Rebecca Johnston
21/10/2013
I have chosen to complete my final Exploratory Data Analysis assignment using the Global Terrorism Database (GTD), available for download here. The GTD includes over 100 000 incidents of terrorism from 1970 to 2011 (N.B. Incidents of terrorism from year 1993 are not present in the GTD as they were lost).
Here I will display the figures generated by my analysis pipeline using R and the graphical package ggplot2. For my full code, and access to the data used herein, please visit my github repo.
Since there are over 100 variables in the GTD, I immediately restricted my analyses to 15 variables for the purposes of this assignment. In addition, I shortened some region names for ease of graphing, so here “MENA” means Middle East and North Africa.
First, I want to explore the total number of fatalities per incident over time using a scatter plot:
N.B. I have deliberately chosen not to show extreme outliers by manually specifying the y axis limits. Here, the extreme outliers are the September 11 attacks (2001) which were counted in the GTD as two separate incidents, each with 1381.5 fatalities.
The majority of terrorist incidents have a low number of fatalities, and I have added transparency to the points (which represent incidents) to convey this.
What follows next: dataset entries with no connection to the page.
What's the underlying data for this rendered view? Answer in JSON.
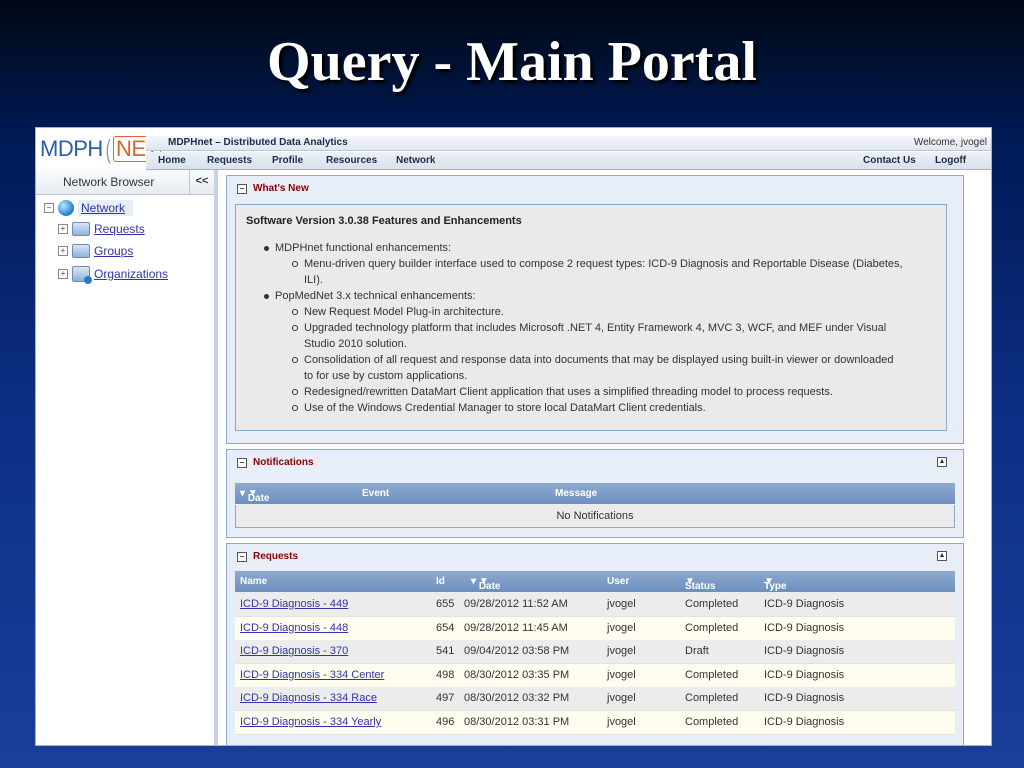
{
  "slide": {
    "title": "Query - Main Portal"
  },
  "app": {
    "logo_left": "MDPH",
    "logo_right": "NET",
    "app_title": "MDPHnet – Distributed Data Analytics",
    "welcome": "Welcome, jvogel",
    "nav": [
      "Home",
      "Requests",
      "Profile",
      "Resources",
      "Network"
    ],
    "contact": "Contact Us",
    "logoff": "Logoff"
  },
  "sidebar": {
    "title": "Network Browser",
    "collapse": "<<",
    "root": "Network",
    "items": [
      "Requests",
      "Groups",
      "Organizations"
    ]
  },
  "whats_new": {
    "title": "What's New",
    "heading": "Software Version 3.0.38 Features and Enhancements",
    "lines": [
      "MDPHnet functional enhancements:",
      "Menu-driven query builder interface used to compose 2 request types: ICD-9 Diagnosis and Reportable Disease (Diabetes,",
      "ILI).",
      "PopMedNet 3.x technical enhancements:",
      "New Request Model Plug-in architecture.",
      "Upgraded technology platform that includes Microsoft .NET 4, Entity Framework 4, MVC 3, WCF, and MEF under Visual",
      "Studio 2010 solution.",
      "Consolidation of all request and response data into documents that may be displayed using built-in viewer or downloaded",
      "to for use by custom applications.",
      "Redesigned/rewritten DataMart Client application that uses a simplified threading model to process requests.",
      "Use of the Windows Credential Manager to store local DataMart Client credentials."
    ]
  },
  "notifications": {
    "title": "Notifications",
    "columns": [
      "Date",
      "Event",
      "Message"
    ],
    "empty": "No Notifications"
  },
  "requests": {
    "title": "Requests",
    "columns": [
      "Name",
      "Id",
      "Date",
      "User",
      "Status",
      "Type"
    ],
    "rows": [
      [
        "ICD-9 Diagnosis - 449",
        "655",
        "09/28/2012 11:52 AM",
        "jvogel",
        "Completed",
        "ICD-9 Diagnosis"
      ],
      [
        "ICD-9 Diagnosis - 448",
        "654",
        "09/28/2012 11:45 AM",
        "jvogel",
        "Completed",
        "ICD-9 Diagnosis"
      ],
      [
        "ICD-9 Diagnosis - 370",
        "541",
        "09/04/2012 03:58 PM",
        "jvogel",
        "Draft",
        "ICD-9 Diagnosis"
      ],
      [
        "ICD-9 Diagnosis - 334 Center",
        "498",
        "08/30/2012 03:35 PM",
        "jvogel",
        "Completed",
        "ICD-9 Diagnosis"
      ],
      [
        "ICD-9 Diagnosis - 334 Race",
        "497",
        "08/30/2012 03:32 PM",
        "jvogel",
        "Completed",
        "ICD-9 Diagnosis"
      ],
      [
        "ICD-9 Diagnosis - 334 Yearly",
        "496",
        "08/30/2012 03:31 PM",
        "jvogel",
        "Completed",
        "ICD-9 Diagnosis"
      ]
    ]
  }
}
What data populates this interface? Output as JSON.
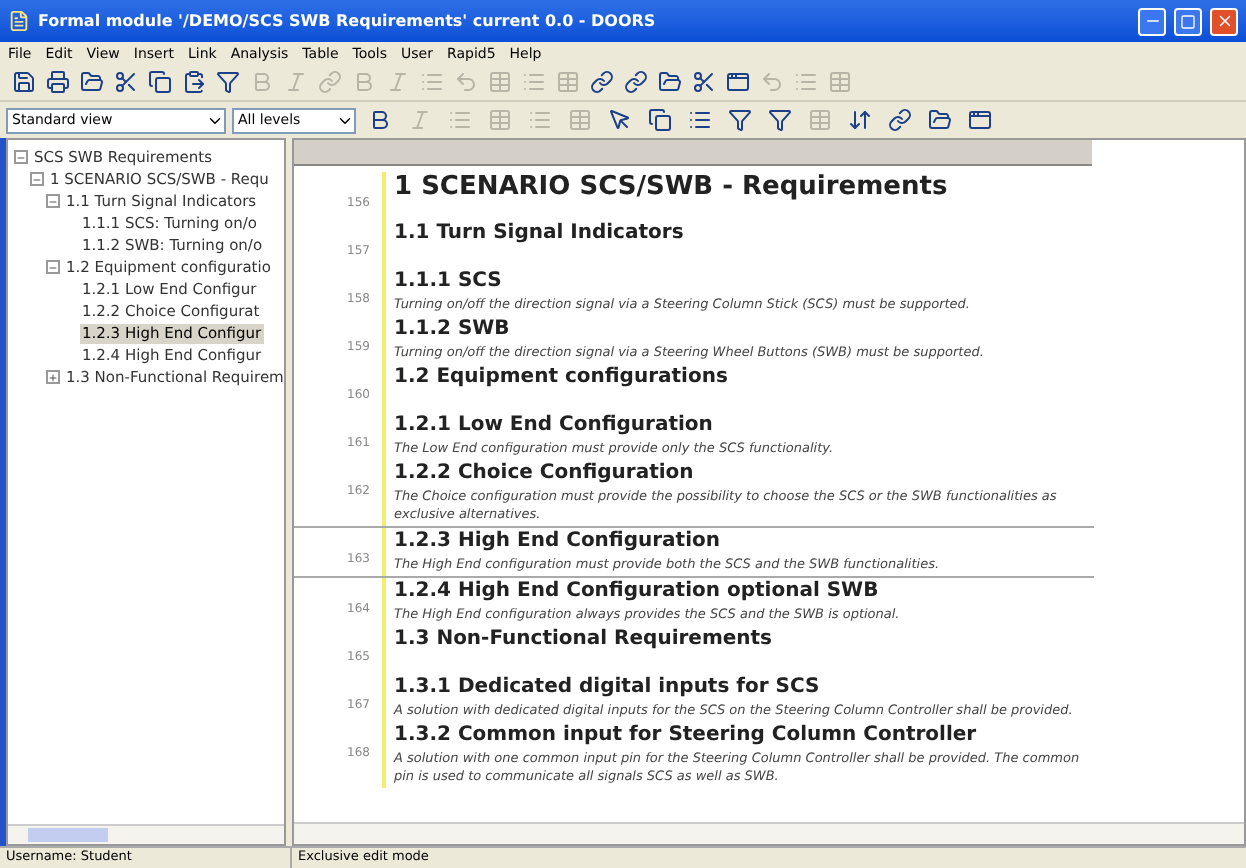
{
  "window": {
    "title": "Formal module '/DEMO/SCS SWB Requirements' current 0.0 - DOORS"
  },
  "menu": [
    "File",
    "Edit",
    "View",
    "Insert",
    "Link",
    "Analysis",
    "Table",
    "Tools",
    "User",
    "Rapid5",
    "Help"
  ],
  "toolbar_1": [
    {
      "kind": "save",
      "disabled": false
    },
    {
      "kind": "print",
      "disabled": false
    },
    {
      "kind": "folder",
      "disabled": false
    },
    {
      "kind": "cut",
      "disabled": false
    },
    {
      "kind": "copy",
      "disabled": false
    },
    {
      "kind": "paste",
      "disabled": false
    },
    {
      "kind": "filter",
      "disabled": false
    },
    {
      "kind": "bold",
      "disabled": true
    },
    {
      "kind": "italic",
      "disabled": true
    },
    {
      "kind": "link",
      "disabled": true
    },
    {
      "kind": "bold",
      "disabled": true
    },
    {
      "kind": "italic",
      "disabled": true
    },
    {
      "kind": "list",
      "disabled": true
    },
    {
      "kind": "undo",
      "disabled": true
    },
    {
      "kind": "table",
      "disabled": true
    },
    {
      "kind": "list",
      "disabled": true
    },
    {
      "kind": "table",
      "disabled": true
    },
    {
      "kind": "link",
      "disabled": false
    },
    {
      "kind": "link",
      "disabled": false
    },
    {
      "kind": "folder",
      "disabled": false
    },
    {
      "kind": "cut",
      "disabled": false
    },
    {
      "kind": "window",
      "disabled": false
    },
    {
      "kind": "undo",
      "disabled": true
    },
    {
      "kind": "list",
      "disabled": true
    },
    {
      "kind": "table",
      "disabled": true
    }
  ],
  "view_select": {
    "value": "Standard view"
  },
  "level_select": {
    "value": "All levels"
  },
  "toolbar_2": [
    {
      "kind": "bold",
      "disabled": false
    },
    {
      "kind": "italic",
      "disabled": true
    },
    {
      "kind": "list",
      "disabled": true
    },
    {
      "kind": "table",
      "disabled": true
    },
    {
      "kind": "list",
      "disabled": true
    },
    {
      "kind": "table",
      "disabled": true
    },
    {
      "kind": "cursor",
      "disabled": false
    },
    {
      "kind": "copy",
      "disabled": false
    },
    {
      "kind": "list",
      "disabled": false
    },
    {
      "kind": "filter",
      "disabled": false
    },
    {
      "kind": "filter",
      "disabled": false
    },
    {
      "kind": "table",
      "disabled": true
    },
    {
      "kind": "sort",
      "disabled": false
    },
    {
      "kind": "link",
      "disabled": false
    },
    {
      "kind": "folder",
      "disabled": false
    },
    {
      "kind": "window",
      "disabled": false
    }
  ],
  "tree": [
    {
      "label": "SCS SWB Requirements",
      "expanded": true,
      "selected": false,
      "children": [
        {
          "label": "1 SCENARIO SCS/SWB - Requ",
          "expanded": true,
          "selected": false,
          "children": [
            {
              "label": "1.1 Turn Signal Indicators",
              "expanded": true,
              "selected": false,
              "children": [
                {
                  "label": "1.1.1 SCS: Turning on/o",
                  "selected": false
                },
                {
                  "label": "1.1.2 SWB: Turning on/o",
                  "selected": false
                }
              ]
            },
            {
              "label": "1.2 Equipment configuratio",
              "expanded": true,
              "selected": false,
              "children": [
                {
                  "label": "1.2.1 Low End Configur",
                  "selected": false
                },
                {
                  "label": "1.2.2 Choice Configurat",
                  "selected": false
                },
                {
                  "label": "1.2.3 High End Configur",
                  "selected": true
                },
                {
                  "label": "1.2.4 High End Configur",
                  "selected": false
                }
              ]
            },
            {
              "label": "1.3 Non-Functional Requirem",
              "expanded": false,
              "selected": false
            }
          ]
        }
      ]
    }
  ],
  "document": [
    {
      "line": "156",
      "kind": "title",
      "heading": "1 SCENARIO SCS/SWB - Requirements"
    },
    {
      "line": "157",
      "kind": "heading",
      "heading": "1.1 Turn Signal Indicators"
    },
    {
      "line": "158",
      "kind": "heading",
      "heading": "1.1.1 SCS",
      "text": "Turning on/off the direction signal via a Steering Column Stick (SCS) must be supported."
    },
    {
      "line": "159",
      "kind": "heading",
      "heading": "1.1.2 SWB",
      "text": "Turning on/off the direction signal via a Steering Wheel Buttons (SWB) must be supported."
    },
    {
      "line": "160",
      "kind": "heading",
      "heading": "1.2 Equipment configurations"
    },
    {
      "line": "161",
      "kind": "heading",
      "heading": "1.2.1 Low End Configuration",
      "text": "The Low End configuration must provide only the SCS functionality."
    },
    {
      "line": "162",
      "kind": "heading",
      "heading": "1.2.2 Choice Configuration",
      "text": "The Choice configuration must provide the possibility to choose the SCS or the SWB functionalities as exclusive alternatives."
    },
    {
      "line": "163",
      "kind": "heading",
      "heading": "1.2.3 High End Configuration",
      "text": "The High End configuration must provide both the SCS and the SWB functionalities."
    },
    {
      "line": "164",
      "kind": "heading",
      "heading": "1.2.4 High End Configuration optional SWB",
      "text": "The High End configuration always provides the SCS and the SWB is optional."
    },
    {
      "line": "165",
      "kind": "heading",
      "heading": "1.3 Non-Functional Requirements"
    },
    {
      "line": "167",
      "kind": "heading",
      "heading": "1.3.1 Dedicated digital inputs for SCS",
      "text": "A solution with dedicated digital inputs for the SCS on the Steering Column Controller shall be provided."
    },
    {
      "line": "168",
      "kind": "heading",
      "heading": "1.3.2 Common input for Steering Column Controller",
      "text": "A solution with one common input pin for the Steering Column Controller shall be provided. The common pin is used to communicate all signals SCS as well as SWB."
    }
  ],
  "status_bar": [
    "Username: Student",
    "Exclusive edit mode"
  ]
}
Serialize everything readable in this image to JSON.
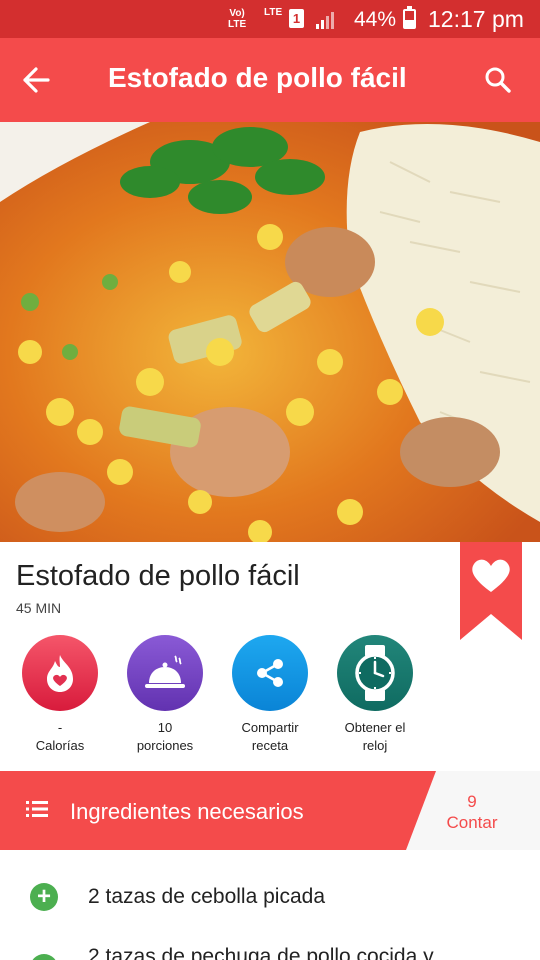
{
  "status_bar": {
    "volte": "Vo)\nLTE",
    "network": "LTE",
    "sim": "1",
    "battery": "44%",
    "time": "12:17 pm"
  },
  "app_bar": {
    "title": "Estofado de pollo fácil",
    "back_icon": "arrow-back-icon",
    "search_icon": "search-icon"
  },
  "recipe": {
    "title": "Estofado de pollo fácil",
    "time": "45 MIN",
    "favorite_icon": "heart-icon"
  },
  "actions": [
    {
      "icon": "flame-heart-icon",
      "value": "-",
      "label": "Calorías"
    },
    {
      "icon": "cloche-icon",
      "value": "10",
      "label": "porciones"
    },
    {
      "icon": "share-icon",
      "value": "Compartir",
      "label": "receta"
    },
    {
      "icon": "watch-icon",
      "value": "Obtener el",
      "label": "reloj"
    }
  ],
  "ingredients": {
    "header": "Ingredientes necesarios",
    "count": "9",
    "count_label": "Contar",
    "items": [
      "2 tazas de cebolla picada",
      "2 tazas de pechuga de pollo cocida y"
    ]
  },
  "colors": {
    "app_bar": "#f44b4b",
    "status_bar": "#d32f2f",
    "add_button": "#4caf50"
  }
}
Initially, it appears that this graph may be suitable as a boxplot, but the inter-quartile range is 1, so that would not be appropriate to graph given the spread of the data.
summary(terr$nkill)
## Min. 1st Qu. Median Mean 3rd Qu. Max. NA's
## 0 0 0 2 1 1380 6907
Since there are so many incidents to convey on the one plot, we could introduce the ggplot2 function facet_wrap to separate the fatalities by region:
Now we can observe that some regions have very low total numbers of fatalities per terrorist incident (e.g. Oceania and Central Asia), whilst other regions have quite a spread in the number of fatalities per incident (e.g. Sub-Saharan Africa and MENA). Let's compare this result to the number of individuals wounded per incident over time by region:
The differences between the number of fatalities and number of individuals wounded by region appear to be subtle, but let's compare the two variables properly by plotting the data on the same graph. To do this, I used data aggregation to find the total number of fatalities and the total number of individuals wounded by year and region. I then reshaped the data into tall format to allow group in ggplot2:
So yes, for the most part, the total number of fatalities and the total number of individuals harmed follow a similar trend over time by region. However, one striking deviation from this trend was during 1980-1985 in Central America, where there was a maximum of ~5000 fatalities but no where near as many individuals harmed.
What about the observed outliers, what was the maximum number of fatalities per region for any one incident?
| region_txt | maxKill |
|---|---|
| Oceania | 17.00 |
| Central Asia | 23.00 |
| Southeast Asia | 116.00 |
| Eastern Europe | 180.00 |
| East Asia | 184.00 |
| Western Europe | 270.00 |
| South America | 275.00 |
| Central America | 300.00 |
| Russia | 344.00 |
| MENA | 422.00 |
| South Asia | 518.00 |
| Sub-Saharan Africa | 1180.00 |
| North America | 1381.50 |
The terrorist incident with the most number of casualties occurred in North America (this was 9/11). Which terrorist groups were behind the attacks with the most fatalities per region?
| Region | Max killed | Terrorist group name |
|---|---|---|
| Oceania | 17.00 | Kanak Separatists |
| Central Asia | 23.00 | Unknown |
| Southeast Asia | 116.00 | Abu Sayyaf Group (ASG) |
| Eastern Europe | 180.00 | Serbian Militants |
| East Asia | 184.00 | Unknown |
| Western Europe | 270.00 | Libyan |
| South America | 275.00 | Revolutionary Armed Forces of Colombia (FARC) |
| Central America | 300.00 | Unknown |
| Russia | 344.00 | Riyadus-Salikhin Reconnaissance and Sabotage Battalion of Chechen Martyrs |
| MENA | 422.00 | Mujahedin-e Khalq (MEK) |
| South Asia | 518.00 | Communist Party of Nepal- Maoist (CPN-M) |
| Sub-Saharan Africa | 1180.00 | Hutus |
| North America | 1381.50 | Al-Qaida |